Surowe kary za brak OC. Pan Grzegorz nie jest jedyny
Pan Grzegorz napisał do nas w grudniu ubiegłego roku, zaraz po emisji reportażu o panu Mariuszu z Piotrkowa Trybunalskiego. W jego przypadku w grę wchodzi już kilkadziesiąt samochodów. Pan Mariusz najbardziej boi się kar za brak OC.
- Maksymalna kara za brak OC to jest 9600 zł. Przy 27 autach wychodzi ok. 300 000 zł. W tym momencie zostałbym bezdomny – tłumaczył Mariusz Namieciński.
- Pan Mariusz już był przesłuchiwany w tej sprawie dziewięć razy, ponieważ cały czas otrzymuje informacje z firmy ubezpieczeniowej, a także z funduszu gwarancyjnego o tym, że została zawarta taka umowa na jego dane. W dalszym toku wykonujemy czynności – mówi Izabela Gajewska z policja w Piotrkowie Trybunalskim.

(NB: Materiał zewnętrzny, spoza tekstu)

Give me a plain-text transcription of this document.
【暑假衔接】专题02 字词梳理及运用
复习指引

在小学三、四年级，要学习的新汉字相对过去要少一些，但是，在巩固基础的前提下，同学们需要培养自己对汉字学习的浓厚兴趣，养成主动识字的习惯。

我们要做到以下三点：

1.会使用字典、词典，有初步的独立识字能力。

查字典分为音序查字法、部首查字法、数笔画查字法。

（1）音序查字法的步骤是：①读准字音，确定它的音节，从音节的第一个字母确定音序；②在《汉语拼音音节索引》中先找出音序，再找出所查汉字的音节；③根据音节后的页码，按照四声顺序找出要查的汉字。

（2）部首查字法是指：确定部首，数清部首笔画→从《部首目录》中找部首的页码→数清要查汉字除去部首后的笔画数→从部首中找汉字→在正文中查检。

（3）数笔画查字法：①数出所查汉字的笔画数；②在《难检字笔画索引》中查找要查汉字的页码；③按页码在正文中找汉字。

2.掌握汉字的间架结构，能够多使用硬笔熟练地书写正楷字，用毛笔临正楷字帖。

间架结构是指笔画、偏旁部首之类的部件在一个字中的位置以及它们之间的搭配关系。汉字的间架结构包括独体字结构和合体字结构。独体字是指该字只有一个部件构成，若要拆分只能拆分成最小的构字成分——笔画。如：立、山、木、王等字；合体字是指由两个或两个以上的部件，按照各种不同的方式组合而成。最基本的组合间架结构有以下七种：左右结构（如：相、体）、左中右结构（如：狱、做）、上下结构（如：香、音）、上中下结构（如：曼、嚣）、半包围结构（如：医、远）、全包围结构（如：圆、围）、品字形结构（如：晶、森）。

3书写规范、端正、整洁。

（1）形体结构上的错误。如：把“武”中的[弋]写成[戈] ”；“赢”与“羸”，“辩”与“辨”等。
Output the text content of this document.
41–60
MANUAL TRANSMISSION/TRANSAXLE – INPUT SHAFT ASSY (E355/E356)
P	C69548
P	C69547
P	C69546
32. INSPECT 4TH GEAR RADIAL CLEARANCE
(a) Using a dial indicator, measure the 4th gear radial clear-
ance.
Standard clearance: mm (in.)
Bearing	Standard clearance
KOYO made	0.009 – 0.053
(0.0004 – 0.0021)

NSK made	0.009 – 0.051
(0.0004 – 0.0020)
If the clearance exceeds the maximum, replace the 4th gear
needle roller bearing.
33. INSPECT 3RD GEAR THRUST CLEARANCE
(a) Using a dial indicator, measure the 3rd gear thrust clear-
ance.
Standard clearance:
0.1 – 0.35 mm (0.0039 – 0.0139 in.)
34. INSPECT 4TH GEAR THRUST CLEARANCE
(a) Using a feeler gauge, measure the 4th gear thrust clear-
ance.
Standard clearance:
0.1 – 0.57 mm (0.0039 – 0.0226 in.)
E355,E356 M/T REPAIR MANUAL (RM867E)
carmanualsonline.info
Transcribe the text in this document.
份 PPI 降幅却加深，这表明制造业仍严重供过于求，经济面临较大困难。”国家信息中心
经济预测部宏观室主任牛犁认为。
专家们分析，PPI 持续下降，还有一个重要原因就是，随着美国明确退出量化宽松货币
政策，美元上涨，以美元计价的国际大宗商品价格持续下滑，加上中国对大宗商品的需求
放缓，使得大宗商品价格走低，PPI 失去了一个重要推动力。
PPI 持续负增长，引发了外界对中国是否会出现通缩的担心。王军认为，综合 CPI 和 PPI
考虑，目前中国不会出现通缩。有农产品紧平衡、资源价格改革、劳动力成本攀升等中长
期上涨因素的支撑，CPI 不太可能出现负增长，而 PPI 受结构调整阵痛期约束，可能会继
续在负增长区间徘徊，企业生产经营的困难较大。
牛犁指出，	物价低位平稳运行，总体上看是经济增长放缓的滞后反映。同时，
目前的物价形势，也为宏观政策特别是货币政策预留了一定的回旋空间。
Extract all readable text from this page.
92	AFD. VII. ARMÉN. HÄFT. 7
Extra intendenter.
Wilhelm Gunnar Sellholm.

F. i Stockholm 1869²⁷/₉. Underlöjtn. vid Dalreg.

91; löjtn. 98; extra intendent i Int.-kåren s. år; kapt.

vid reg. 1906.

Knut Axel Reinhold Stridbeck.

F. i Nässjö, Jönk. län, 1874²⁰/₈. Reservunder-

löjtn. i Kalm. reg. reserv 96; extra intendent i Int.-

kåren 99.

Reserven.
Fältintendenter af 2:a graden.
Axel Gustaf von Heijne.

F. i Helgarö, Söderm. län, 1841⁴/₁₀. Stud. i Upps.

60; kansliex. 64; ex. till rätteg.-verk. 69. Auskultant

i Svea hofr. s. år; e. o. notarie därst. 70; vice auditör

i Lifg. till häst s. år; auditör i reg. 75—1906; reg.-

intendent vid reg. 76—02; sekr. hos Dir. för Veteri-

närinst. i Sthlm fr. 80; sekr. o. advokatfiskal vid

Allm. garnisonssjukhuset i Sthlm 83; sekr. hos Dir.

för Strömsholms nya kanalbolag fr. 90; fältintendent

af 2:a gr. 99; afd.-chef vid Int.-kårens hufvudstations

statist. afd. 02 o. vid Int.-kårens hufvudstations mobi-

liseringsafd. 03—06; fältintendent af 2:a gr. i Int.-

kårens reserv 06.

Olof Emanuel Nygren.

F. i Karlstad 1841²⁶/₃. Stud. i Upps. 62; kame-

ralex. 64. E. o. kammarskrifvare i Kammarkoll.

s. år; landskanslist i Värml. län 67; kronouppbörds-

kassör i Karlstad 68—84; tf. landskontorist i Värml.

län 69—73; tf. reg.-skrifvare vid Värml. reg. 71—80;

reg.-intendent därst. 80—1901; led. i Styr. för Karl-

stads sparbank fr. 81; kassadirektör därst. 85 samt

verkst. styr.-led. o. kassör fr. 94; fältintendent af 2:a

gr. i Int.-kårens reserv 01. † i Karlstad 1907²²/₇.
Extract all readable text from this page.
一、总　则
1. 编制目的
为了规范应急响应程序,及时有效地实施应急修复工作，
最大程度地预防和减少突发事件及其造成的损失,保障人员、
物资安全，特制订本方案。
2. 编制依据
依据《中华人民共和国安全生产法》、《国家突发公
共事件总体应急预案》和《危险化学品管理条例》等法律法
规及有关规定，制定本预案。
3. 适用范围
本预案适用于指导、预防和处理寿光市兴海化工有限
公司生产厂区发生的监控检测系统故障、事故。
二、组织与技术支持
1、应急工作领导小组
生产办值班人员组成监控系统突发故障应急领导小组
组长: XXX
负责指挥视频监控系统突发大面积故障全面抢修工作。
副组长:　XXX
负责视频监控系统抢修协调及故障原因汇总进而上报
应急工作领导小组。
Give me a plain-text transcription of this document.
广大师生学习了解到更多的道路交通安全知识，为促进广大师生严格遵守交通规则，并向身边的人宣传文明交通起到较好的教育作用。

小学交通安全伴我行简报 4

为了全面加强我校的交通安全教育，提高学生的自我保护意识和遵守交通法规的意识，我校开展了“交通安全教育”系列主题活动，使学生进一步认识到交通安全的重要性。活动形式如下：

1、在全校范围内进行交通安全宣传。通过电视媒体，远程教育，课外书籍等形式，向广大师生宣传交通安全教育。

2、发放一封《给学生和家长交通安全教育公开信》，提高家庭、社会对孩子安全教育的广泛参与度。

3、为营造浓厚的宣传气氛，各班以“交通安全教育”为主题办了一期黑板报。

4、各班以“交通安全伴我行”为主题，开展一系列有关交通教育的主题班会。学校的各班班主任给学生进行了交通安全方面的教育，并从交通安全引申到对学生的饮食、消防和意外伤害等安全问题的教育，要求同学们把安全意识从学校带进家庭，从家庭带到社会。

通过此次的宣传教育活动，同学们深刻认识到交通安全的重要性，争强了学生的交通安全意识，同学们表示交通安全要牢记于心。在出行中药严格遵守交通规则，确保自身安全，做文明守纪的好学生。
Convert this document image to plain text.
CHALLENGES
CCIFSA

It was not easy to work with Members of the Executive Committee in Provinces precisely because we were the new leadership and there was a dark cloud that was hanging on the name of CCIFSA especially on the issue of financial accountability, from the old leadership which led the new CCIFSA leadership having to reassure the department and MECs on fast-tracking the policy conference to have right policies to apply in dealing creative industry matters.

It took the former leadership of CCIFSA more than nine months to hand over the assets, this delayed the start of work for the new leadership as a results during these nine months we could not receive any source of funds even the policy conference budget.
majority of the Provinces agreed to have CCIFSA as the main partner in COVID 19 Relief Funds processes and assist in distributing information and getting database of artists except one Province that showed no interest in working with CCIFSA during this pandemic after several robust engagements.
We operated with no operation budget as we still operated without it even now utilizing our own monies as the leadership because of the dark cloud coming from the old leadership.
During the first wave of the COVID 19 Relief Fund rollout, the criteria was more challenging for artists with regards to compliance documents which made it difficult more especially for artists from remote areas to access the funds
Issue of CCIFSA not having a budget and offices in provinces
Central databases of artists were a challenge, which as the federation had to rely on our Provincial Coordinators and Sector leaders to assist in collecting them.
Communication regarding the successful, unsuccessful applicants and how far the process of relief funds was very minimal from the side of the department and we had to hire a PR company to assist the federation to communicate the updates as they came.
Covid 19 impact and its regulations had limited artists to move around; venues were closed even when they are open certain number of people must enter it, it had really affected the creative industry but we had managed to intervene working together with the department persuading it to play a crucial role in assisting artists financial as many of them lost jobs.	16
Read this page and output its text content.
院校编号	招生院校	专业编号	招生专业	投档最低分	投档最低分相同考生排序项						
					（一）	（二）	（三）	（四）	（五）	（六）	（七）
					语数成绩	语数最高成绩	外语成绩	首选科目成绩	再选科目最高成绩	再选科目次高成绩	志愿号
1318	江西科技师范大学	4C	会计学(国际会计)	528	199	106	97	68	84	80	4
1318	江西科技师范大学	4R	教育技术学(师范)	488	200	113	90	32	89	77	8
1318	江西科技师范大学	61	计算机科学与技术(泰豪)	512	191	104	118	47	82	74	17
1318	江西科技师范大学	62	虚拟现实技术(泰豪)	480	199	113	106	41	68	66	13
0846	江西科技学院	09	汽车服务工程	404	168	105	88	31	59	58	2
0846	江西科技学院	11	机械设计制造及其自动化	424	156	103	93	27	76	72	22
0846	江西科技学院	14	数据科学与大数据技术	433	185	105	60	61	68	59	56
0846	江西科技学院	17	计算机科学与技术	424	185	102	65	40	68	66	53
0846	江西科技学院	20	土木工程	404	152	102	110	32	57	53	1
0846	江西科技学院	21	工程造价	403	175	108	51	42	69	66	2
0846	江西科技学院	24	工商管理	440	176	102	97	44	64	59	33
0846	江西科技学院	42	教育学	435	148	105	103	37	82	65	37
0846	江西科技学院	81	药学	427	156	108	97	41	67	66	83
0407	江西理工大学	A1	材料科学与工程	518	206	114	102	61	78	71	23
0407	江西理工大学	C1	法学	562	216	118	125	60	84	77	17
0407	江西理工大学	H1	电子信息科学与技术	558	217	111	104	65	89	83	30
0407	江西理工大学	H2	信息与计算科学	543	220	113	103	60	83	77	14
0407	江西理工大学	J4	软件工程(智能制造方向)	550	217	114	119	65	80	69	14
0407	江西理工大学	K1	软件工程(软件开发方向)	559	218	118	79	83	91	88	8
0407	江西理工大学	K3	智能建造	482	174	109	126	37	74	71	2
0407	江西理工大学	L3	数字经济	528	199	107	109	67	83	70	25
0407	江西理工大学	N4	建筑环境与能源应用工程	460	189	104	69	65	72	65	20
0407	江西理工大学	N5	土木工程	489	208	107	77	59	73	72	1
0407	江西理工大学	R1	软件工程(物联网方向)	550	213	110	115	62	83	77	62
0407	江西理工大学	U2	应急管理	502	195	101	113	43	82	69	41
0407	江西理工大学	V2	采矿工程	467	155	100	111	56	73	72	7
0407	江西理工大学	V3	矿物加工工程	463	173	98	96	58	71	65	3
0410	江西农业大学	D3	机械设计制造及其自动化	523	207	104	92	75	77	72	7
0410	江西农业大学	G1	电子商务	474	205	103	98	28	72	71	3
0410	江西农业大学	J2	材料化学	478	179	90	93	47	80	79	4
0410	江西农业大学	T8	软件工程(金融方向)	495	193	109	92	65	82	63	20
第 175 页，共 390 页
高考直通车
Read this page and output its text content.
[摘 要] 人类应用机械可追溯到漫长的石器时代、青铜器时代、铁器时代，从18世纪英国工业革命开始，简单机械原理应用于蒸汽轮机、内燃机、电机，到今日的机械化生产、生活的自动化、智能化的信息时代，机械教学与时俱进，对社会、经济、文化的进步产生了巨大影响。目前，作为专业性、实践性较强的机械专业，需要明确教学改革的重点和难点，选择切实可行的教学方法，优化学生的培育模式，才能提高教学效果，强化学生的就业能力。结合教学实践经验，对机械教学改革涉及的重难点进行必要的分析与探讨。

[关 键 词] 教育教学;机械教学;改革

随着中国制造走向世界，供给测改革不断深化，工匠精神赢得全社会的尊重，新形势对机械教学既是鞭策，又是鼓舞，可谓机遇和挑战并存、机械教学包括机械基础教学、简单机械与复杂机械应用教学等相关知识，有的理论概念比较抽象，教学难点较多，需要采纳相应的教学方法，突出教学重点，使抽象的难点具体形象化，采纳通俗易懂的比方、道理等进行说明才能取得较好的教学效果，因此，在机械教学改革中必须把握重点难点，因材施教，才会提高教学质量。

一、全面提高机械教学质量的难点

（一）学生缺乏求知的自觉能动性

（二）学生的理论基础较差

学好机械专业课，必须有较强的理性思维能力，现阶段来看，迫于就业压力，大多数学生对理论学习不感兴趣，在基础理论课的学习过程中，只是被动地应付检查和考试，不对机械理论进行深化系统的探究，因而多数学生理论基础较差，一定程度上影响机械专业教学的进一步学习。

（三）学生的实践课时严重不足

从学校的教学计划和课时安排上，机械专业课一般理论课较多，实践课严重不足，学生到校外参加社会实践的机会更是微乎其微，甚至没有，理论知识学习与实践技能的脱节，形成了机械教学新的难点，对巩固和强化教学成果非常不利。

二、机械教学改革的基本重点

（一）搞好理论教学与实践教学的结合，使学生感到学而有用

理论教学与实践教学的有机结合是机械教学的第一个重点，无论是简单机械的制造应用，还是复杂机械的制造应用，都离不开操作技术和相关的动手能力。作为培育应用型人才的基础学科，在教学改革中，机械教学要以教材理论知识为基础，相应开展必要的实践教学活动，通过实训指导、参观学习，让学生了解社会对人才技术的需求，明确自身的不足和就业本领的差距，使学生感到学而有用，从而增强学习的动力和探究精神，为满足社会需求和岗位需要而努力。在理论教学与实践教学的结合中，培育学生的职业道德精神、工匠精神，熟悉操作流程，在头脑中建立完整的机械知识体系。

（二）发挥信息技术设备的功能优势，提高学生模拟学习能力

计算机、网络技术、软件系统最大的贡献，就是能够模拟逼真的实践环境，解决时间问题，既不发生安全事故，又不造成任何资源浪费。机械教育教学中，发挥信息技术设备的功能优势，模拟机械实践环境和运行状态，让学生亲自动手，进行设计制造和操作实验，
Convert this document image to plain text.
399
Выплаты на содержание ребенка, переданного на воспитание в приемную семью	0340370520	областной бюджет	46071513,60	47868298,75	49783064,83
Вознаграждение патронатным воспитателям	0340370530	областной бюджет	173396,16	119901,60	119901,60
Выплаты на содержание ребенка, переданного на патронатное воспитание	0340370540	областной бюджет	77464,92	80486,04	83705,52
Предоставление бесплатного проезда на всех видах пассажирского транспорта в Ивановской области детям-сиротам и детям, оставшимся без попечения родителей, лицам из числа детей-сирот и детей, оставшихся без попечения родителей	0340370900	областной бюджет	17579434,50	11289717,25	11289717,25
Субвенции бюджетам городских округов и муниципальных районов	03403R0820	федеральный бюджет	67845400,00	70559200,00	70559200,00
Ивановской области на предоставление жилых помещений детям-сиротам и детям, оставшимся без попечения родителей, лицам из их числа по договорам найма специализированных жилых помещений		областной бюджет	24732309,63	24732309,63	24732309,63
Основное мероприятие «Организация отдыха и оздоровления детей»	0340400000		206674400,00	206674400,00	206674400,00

ZOBACZ: "Interwencja". Wskazał policji złodziei auta za pół miliona. Służby są bezsilne
Do pana Mariusza odezwał się też urząd skarbowy. Żąda podatków od umów kupna-sprzedaży. Natomiast pan Grzegorz ma apel do wszystkich, którzy auta sprzedają i podają nieznajomym swoje dane osobowe.
- Chciałbym, żeby państwo bardzo ostrożnie podchodzili do umów, które zawieracie. Tak naprawdę te problemy, które teraz mam, będą spadały na każdego nierozważnego sprzedającego. Państwo też jesteście poszkodowanymi, pokrzywdzonymi, ale możecie o tym jeszcze nie wiedzieć – ostrzega.